Monday, November 10, 2008
The Lewis family has a new addition.
Michelle and I welcomed Nathaniel Ames Lewis to the world at 12:16 p.m. on Nov. 5. The little guy weighed 8 lbs., 10.5 oz. and was 19 3/4 inches at birth.
He is doing fine, and Michelle is doing fine.
We are very blessed.
We are also very tired. The five days since Nathaniel's grand entrance has been a blur. Time is all but irrelevant; night is day, day is night. Our schedule has morphed into his schedule. He calls the shots, dictates the pace of our lives. The days of selfishness, of bouts of self-absorption, have ended.
He's the new sheriff n town, and our emotions are strangely tied to his. When he cries, we're tense, confused and unhappy. When he sleeps, we're relaxed, grateful and glad. If I were to give a ratio between these two competing states, I'd put it at 60-40 in the tense, confused, unhappy column.
Not bad, I think.
You know, we've gotten a lot of advice of what to expect and how to react to our baby's arrival. All of it has been with the best of intentions. People with children are happy to dispense with tips and stories of their experiences. I don't profess to know much, but it seems to me all babies are different, and they have their own set of likes and dislikes. What works for one may not work for another. For example, we've found that for the most part little Nathaniel does not seem to like his arms to be pinned against his body. That has made the SwaddleMe outfit, an infant strait jacket if I've ever seen one, not the end-all, be-all solution to hysterically crying infants as we expected. Nor, however, does the little king like his arms to flail madly about. Must be a control thing. The best we've figured our so far is he kind of likes it in-between; he likes his hands to be mobile, but he doesn't like full arm motion. He likes to be swaddled, but not overly so.
It's serious on-the-job training, and there is no manual.

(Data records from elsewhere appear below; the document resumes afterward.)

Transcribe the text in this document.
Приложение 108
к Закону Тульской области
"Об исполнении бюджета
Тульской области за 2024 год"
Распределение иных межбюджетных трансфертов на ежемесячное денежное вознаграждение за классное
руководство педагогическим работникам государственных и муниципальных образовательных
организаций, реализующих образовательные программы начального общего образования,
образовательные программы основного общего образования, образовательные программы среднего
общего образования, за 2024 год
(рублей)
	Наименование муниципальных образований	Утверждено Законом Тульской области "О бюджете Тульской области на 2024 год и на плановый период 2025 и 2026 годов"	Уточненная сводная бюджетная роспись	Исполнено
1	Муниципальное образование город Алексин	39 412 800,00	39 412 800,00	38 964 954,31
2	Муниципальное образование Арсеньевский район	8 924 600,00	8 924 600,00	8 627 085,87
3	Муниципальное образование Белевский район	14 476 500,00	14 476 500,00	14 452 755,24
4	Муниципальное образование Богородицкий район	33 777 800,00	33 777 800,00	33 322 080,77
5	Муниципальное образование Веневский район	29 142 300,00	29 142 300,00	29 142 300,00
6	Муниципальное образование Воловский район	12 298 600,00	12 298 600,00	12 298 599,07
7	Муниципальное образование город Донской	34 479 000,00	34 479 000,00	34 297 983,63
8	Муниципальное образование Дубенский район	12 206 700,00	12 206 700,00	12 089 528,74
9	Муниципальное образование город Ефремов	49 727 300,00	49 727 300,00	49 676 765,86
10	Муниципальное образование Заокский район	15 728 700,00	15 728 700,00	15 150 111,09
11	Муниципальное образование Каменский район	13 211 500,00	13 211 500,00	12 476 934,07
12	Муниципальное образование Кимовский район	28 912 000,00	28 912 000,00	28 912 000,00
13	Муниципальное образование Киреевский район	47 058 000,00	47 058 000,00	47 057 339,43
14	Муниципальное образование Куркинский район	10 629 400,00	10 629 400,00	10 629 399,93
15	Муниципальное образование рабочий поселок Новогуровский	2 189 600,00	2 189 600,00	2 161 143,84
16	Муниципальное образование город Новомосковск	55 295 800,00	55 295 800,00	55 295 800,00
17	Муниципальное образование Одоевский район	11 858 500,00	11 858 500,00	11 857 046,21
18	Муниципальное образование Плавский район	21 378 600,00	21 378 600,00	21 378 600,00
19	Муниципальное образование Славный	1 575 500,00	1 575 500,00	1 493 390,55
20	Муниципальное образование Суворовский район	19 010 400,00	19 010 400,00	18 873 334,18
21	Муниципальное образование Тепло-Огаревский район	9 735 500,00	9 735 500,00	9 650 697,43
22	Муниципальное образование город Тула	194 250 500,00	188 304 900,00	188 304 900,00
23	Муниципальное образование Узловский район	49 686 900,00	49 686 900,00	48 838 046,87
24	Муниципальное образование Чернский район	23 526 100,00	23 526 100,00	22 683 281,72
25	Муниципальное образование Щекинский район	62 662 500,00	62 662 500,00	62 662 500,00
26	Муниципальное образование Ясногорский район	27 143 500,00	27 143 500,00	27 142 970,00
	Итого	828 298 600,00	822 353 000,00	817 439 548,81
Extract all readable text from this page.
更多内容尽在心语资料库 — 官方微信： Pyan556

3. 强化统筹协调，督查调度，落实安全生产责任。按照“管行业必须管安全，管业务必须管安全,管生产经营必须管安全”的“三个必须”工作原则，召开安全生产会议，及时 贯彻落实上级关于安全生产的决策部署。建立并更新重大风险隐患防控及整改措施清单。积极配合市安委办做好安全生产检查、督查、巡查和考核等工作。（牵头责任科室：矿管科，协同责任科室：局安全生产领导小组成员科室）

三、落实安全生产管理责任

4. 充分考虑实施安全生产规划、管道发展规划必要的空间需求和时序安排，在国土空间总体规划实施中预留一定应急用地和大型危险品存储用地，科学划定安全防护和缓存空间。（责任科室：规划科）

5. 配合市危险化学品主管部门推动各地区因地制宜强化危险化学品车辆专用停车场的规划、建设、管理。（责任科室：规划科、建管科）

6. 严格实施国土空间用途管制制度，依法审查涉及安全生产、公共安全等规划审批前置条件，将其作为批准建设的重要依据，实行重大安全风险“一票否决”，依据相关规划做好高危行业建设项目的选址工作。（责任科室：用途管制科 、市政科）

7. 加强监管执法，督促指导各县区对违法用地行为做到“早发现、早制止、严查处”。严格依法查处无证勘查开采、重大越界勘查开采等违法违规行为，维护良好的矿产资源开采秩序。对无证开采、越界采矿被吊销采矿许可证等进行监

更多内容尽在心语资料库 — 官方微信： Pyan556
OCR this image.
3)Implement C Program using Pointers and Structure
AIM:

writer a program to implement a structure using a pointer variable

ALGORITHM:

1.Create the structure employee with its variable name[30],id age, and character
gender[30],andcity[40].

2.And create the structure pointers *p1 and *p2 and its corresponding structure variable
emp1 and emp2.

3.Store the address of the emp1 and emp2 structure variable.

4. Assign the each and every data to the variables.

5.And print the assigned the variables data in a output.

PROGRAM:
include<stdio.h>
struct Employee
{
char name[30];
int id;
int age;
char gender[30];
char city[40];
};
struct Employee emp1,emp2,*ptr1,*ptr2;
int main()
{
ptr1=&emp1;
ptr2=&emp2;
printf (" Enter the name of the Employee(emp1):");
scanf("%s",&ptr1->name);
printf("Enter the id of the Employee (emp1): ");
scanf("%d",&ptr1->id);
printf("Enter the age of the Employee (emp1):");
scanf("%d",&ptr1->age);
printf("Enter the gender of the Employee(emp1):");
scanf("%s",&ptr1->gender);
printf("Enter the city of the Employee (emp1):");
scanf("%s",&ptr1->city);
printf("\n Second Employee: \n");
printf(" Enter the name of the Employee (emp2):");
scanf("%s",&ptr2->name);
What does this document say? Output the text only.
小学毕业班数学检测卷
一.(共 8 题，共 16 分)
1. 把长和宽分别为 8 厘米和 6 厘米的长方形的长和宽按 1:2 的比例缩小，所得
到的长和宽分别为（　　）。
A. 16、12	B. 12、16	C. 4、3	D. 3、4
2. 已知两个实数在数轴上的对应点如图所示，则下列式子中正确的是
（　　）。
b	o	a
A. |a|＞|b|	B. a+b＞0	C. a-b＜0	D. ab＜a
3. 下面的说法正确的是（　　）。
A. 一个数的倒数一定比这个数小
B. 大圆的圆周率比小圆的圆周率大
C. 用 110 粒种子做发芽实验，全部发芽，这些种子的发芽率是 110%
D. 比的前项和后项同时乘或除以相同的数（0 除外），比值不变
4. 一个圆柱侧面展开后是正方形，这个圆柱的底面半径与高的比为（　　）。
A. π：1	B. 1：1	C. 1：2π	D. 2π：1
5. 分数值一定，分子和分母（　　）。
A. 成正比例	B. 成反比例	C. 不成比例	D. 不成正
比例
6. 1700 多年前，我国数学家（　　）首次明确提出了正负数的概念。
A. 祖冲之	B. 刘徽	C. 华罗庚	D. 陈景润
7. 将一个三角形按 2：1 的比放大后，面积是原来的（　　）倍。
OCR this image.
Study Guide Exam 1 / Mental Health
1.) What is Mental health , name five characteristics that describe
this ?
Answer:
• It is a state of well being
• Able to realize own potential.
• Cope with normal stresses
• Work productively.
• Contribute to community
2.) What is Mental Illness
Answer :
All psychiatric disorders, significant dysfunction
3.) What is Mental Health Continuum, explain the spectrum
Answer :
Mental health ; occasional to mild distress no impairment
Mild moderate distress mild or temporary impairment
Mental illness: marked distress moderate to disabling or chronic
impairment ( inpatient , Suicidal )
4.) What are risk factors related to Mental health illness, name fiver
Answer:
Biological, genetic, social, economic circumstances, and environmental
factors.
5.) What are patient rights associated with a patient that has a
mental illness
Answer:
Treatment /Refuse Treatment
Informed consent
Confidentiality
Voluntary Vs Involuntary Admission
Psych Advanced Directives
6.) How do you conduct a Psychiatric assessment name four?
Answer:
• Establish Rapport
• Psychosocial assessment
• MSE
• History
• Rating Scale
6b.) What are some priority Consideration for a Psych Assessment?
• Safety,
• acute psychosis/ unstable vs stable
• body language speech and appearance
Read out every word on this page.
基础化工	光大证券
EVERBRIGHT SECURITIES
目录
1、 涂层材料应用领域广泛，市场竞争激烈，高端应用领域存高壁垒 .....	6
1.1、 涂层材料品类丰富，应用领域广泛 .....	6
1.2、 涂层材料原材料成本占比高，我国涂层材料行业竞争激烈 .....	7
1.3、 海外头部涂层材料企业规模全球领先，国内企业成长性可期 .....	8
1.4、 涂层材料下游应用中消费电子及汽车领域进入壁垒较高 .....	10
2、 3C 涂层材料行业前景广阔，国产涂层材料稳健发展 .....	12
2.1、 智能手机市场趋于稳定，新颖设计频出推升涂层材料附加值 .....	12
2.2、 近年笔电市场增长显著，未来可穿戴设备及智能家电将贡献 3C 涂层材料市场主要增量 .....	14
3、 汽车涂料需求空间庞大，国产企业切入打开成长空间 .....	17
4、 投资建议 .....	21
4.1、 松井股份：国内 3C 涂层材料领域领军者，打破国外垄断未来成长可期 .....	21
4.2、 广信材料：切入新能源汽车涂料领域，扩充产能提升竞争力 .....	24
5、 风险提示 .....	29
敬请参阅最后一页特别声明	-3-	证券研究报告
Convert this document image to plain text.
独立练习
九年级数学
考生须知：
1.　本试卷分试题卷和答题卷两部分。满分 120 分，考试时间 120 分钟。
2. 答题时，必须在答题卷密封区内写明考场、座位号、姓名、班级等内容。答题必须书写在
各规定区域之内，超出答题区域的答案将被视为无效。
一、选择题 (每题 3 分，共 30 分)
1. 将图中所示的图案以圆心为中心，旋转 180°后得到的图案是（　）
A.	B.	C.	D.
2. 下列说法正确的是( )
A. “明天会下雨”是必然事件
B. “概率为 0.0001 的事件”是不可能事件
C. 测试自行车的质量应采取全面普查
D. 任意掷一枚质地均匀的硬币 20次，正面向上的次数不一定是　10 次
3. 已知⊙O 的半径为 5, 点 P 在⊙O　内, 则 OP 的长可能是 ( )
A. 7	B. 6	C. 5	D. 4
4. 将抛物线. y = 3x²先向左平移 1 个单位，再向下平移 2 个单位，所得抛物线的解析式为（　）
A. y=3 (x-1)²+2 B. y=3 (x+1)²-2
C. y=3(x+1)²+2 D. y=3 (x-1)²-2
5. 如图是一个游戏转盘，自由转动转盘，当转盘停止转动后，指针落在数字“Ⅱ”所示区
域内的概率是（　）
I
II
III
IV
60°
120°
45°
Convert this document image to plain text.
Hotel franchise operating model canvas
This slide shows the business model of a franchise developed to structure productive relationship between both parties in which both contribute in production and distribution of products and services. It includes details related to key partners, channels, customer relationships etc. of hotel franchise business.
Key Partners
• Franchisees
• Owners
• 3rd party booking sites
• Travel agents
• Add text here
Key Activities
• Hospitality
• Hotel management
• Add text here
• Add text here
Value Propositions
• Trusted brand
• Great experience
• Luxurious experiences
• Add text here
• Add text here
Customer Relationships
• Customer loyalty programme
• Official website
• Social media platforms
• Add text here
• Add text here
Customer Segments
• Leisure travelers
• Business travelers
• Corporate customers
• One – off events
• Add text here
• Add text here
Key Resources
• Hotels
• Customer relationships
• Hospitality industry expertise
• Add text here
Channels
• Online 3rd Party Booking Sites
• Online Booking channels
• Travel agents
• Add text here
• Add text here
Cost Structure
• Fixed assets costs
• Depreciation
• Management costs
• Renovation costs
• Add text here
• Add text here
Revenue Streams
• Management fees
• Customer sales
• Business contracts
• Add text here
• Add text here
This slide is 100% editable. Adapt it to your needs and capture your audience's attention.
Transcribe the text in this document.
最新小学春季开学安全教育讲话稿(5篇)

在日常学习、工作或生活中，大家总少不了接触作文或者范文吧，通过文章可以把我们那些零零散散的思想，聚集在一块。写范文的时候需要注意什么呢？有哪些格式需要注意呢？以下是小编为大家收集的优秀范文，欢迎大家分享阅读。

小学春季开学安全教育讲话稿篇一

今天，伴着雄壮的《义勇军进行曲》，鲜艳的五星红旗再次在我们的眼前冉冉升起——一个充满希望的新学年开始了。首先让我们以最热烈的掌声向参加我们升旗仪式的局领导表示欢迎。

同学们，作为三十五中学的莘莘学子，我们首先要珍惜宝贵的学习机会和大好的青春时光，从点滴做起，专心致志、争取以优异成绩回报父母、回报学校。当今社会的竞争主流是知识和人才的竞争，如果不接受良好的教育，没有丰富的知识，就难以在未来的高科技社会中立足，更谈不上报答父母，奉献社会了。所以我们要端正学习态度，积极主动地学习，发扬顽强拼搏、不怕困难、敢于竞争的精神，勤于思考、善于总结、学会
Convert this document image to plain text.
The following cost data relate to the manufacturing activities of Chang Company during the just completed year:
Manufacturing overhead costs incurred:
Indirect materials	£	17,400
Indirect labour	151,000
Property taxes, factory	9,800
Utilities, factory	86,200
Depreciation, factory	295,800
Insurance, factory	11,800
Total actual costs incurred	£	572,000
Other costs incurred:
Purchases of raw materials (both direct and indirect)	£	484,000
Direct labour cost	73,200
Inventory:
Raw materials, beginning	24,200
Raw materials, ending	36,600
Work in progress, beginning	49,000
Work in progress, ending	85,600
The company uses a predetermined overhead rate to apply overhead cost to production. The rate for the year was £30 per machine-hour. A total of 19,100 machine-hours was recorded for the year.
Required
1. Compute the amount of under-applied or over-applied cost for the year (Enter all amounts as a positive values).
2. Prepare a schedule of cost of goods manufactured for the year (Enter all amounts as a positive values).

We also haven't figured out a position he likes best, one that keeps him content. Lord knows I've tried all sorts of bodily contortions, short of turning the little dude upside down. You feel like you find one that works, and lo and behold, it fails the next time. Then, like magic, it works again. The latest trick I found that worked was holding him up to my face and letting my suck my nose, like a pacifier. I kind of discovered that one by accident, as he was squawking his fool head off early one morning, and I brought him closer to see if he blew out his vocal box (just kidding, of course). He latched on to my nose like a life preserver. It didn't hurt, and really, it felt kind of cool. A bond of sorts between a father and a son.
Can't wait until he gets teeth.
I guess what it all comes down to is there is no rhyme and reason to the first steps of babyhood and parenthood. If you like structure in your universe, you can forget it.
So, screw structure. I love my universe fine right now – just the way it is.